If and to the extent that the number of Options granted hereunder exceeds the limitations contained in Section 4(c) of the Plan or the value of Shares with respect to which this Option may qualify as an Incentive Stock Option, this Option shall be a Non-Qualified Stock Option. The holder of a Non-Qualified Stock Option will be treated as having received compensation income (taxable at ordinary income tax rates) at the time the Option is exercised equal to the excess, if any, of the fair market value of the shares of Stock on the date of exercise over the exercise price. If the shares of Stock transferred pursuant to the Non-Qualified Stock Option are held for at least one year after the Option is exercised, any gain realized on disposition of the shares of Stock will be treated as long-term capital gain for federal income tax purposes.

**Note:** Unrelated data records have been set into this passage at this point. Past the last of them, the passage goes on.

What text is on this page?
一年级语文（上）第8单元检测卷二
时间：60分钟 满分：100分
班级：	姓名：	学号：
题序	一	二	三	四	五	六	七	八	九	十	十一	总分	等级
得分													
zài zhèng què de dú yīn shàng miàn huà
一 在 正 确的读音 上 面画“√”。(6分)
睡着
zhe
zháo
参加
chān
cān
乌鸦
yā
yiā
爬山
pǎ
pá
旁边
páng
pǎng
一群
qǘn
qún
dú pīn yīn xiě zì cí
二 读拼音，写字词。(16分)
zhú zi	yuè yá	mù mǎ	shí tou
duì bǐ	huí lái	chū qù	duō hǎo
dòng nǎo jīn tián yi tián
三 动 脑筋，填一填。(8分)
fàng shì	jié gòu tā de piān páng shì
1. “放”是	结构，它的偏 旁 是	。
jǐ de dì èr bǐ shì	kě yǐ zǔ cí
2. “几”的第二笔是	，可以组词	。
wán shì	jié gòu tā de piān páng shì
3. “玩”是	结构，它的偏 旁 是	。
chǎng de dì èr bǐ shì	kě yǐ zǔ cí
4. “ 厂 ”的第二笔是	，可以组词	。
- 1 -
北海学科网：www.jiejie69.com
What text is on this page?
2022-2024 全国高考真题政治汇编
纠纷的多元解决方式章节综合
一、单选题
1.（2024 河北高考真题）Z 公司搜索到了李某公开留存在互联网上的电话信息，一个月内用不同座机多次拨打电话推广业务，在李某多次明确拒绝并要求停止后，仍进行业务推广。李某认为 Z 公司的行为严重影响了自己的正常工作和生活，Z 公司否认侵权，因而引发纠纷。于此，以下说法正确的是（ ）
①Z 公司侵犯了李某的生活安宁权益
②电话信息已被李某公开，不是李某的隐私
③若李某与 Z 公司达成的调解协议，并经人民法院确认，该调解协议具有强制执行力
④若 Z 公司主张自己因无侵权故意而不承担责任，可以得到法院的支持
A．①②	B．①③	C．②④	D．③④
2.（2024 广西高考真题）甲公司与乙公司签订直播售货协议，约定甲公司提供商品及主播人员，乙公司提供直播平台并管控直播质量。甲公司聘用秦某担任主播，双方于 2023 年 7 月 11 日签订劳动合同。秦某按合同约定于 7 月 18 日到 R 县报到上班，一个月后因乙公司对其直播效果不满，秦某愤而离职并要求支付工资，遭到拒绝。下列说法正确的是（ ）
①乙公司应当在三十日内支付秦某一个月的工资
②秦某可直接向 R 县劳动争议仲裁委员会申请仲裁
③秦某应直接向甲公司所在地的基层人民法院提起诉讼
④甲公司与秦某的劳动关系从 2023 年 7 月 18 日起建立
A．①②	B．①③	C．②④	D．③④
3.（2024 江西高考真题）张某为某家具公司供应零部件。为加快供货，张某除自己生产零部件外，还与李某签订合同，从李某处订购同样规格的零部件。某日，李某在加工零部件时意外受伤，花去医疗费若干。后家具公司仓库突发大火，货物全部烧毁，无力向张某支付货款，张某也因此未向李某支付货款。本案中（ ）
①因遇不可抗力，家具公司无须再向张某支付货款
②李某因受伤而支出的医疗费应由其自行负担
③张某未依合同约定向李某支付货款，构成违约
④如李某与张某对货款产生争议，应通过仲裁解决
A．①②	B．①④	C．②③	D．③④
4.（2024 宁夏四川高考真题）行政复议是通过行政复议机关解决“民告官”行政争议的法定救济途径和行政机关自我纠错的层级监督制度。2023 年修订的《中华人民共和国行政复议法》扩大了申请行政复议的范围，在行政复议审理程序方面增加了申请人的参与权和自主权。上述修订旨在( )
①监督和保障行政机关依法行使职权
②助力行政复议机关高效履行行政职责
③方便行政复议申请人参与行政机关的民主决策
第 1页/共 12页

The foregoing discussion assumes that, and only is applicable if, the fair market value of the Shares as of the date on which the Option is granted is not less than the exercise price. The Company believes that it has made a good faith effort to determine the fair market value of the Shares and does not believe that the exercise price is less than the fair market value of the Shares on the Date of Grant. No assurances can be given, however, that the Internal Revenue Service would not take a contrary position, or that the Internal Revenue Service would not treat the Option as an Incentive Stock Option for some other reason. If the exercise price is determined to be less than the fair market value of a Share on the Date of Grant, then the Option may be taxable as a Non-Qualified Stock Option. It is also possible that if the fair market value is determined to be significantly greater than the exercise price, the Internal Revenue Service may take the position that the Option is not in effect a stock option but should be treated as a restricted stock for tax purposes. The Optionee should consult with his or her own tax advisors as to whether any action should be taken to minimize these risks.
17. Execution. This Option Agreement is executed by the parties hereto on the Notice of Grant of Stock Options, which is attached hereto and made a part hereof.